Zwischenzeitlich ist es auch so, dass es in vielen Orten keine eigene Metzgerei mehr gibt. Metzgereien haben sich darauf eingerichtet und versorgen dort die Bevölkerung mit ihrem Verkaufswagen, den "rollenden Filialen", zu bestimmten festgelegten Zeiten mit ihrem Angebot, berichtet Hauser.

Für Erzeugergemeinschaften

"Die Metzgereien unserer Tage müssen einfach Besonderheiten bieten, auf einen Preiskampf können wir uns nicht einlassen, wir müssen Individualität und Qualität verdeutlichen", meint Hauser. Der bewusste Verbraucher wisse es zu schätzen, wenn er sicher sein könne, dass die Tiere tierartgerecht gehalten werden, wenn er weiß, welche Futtermittel verwendet werden, wenn er sicher sein kann, dass das Fleisch gentechnisch unbelastet und antibiotikafrei ist. Viele Metzgereien der Innungen würden sich deshalb auch Erzeugergemeinschaften anschließen.

Auch Matthias Hauser hat sich mit seinem Bruder Wolfgang dazu entschlossen, das Fleisch nur noch von der Bäuerlichen Erzeugergemeinschaft Schwäbisch Hall zu beziehen. Die Resonanz der Kunden sei sehr gut, von Kollegen, die sich ebenfalls für die Schwäbisch Hällische Erzeugergemeinschaft entschieden habe, höre man genauso, dass der Verbraucher dieses Plus schätze und er keinen direkten Preisvergleich anstrebe. Die Kunden hätten das Vertrauen in "ihren" Metzger und seine Produkte und das beinhalte auch die Akzeptanz des Preises.

"Durch nichts abschrecken lassen"

Wer bereit sei, einen individuellen Weg zu gehen und die Wünsche seiner Kunden kenne und sie auch erfüllen könne, habe auch in Zukunft gute Chancen auf dem Markt, ist der zweite Innungsobermeister Matthias Hauser überzeugt. Man dürfe sich, so banal dies klingen mag, durch nichts abschrecken lassen. "Von viel Arbeit natürlich schon gar nicht", lacht Hauser, aber man wisse inzwischen ja auch, dass viel Bürokratie notwendig sei, um alle nur erdenklichen Nachweise führen zu können.

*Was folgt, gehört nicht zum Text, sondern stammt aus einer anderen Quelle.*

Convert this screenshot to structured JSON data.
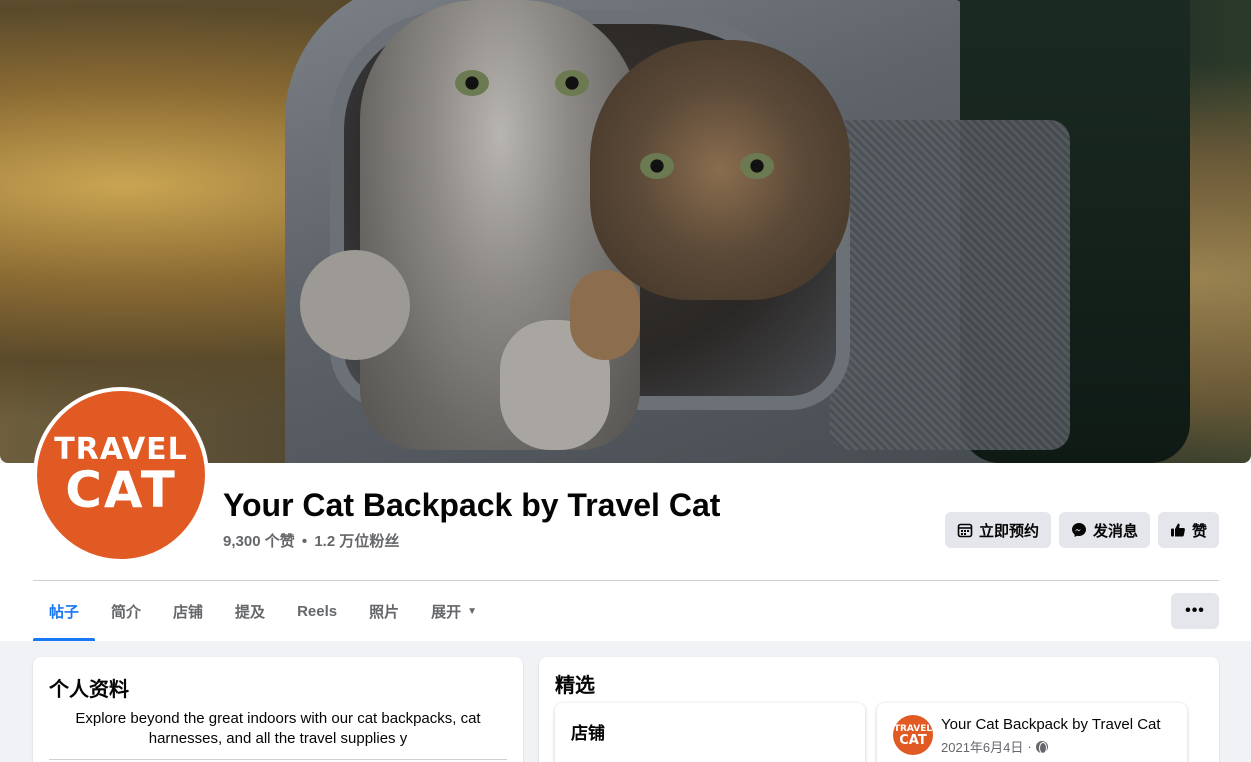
{
  "header": {
    "page_name": "Your Cat Backpack by Travel Cat",
    "likes": "9,300 个赞",
    "separator": "•",
    "followers": "1.2 万位粉丝",
    "avatar_logo_top": "TRAVEL",
    "avatar_logo_bottom": "CAT"
  },
  "actions": {
    "book_now": "立即预约",
    "message": "发消息",
    "like": "赞"
  },
  "tabs": [
    {
      "label": "帖子",
      "active": true
    },
    {
      "label": "简介"
    },
    {
      "label": "店铺"
    },
    {
      "label": "提及"
    },
    {
      "label": "Reels"
    },
    {
      "label": "照片"
    },
    {
      "label": "展开"
    }
  ],
  "more_button": "•••",
  "profile_card": {
    "title": "个人资料",
    "bio": "Explore beyond the great indoors with our cat backpacks, cat harnesses, and all the travel supplies y"
  },
  "featured": {
    "title": "精选",
    "shop_label": "店铺",
    "post": {
      "author": "Your Cat Backpack by Travel Cat",
      "date": "2021年6月4日",
      "dot": "·"
    }
  },
  "colors": {
    "accent": "#1877f2",
    "brand_orange": "#e15a24",
    "button_bg": "#e4e6eb"
  }
}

"Das macht aber unseren Arbeitsablauf transparent, unsere Kunden sollen wissen, was wir wie machen, das vertieft auch das Vertrauensverhältnis, schließlich will man ja der ,Metzger des Vertrauens' für den Kunden sein." Womit wir wieder, wie zu Beginn, bei Wilhelm Busch wären, am Ende des eingangs zitierten Gedichtes heißt es nämlich: "Wer einen guten Braten macht, hat auch ein gutes Herz." Dieses Lob gehört ja zum Teil auch dem Metzger.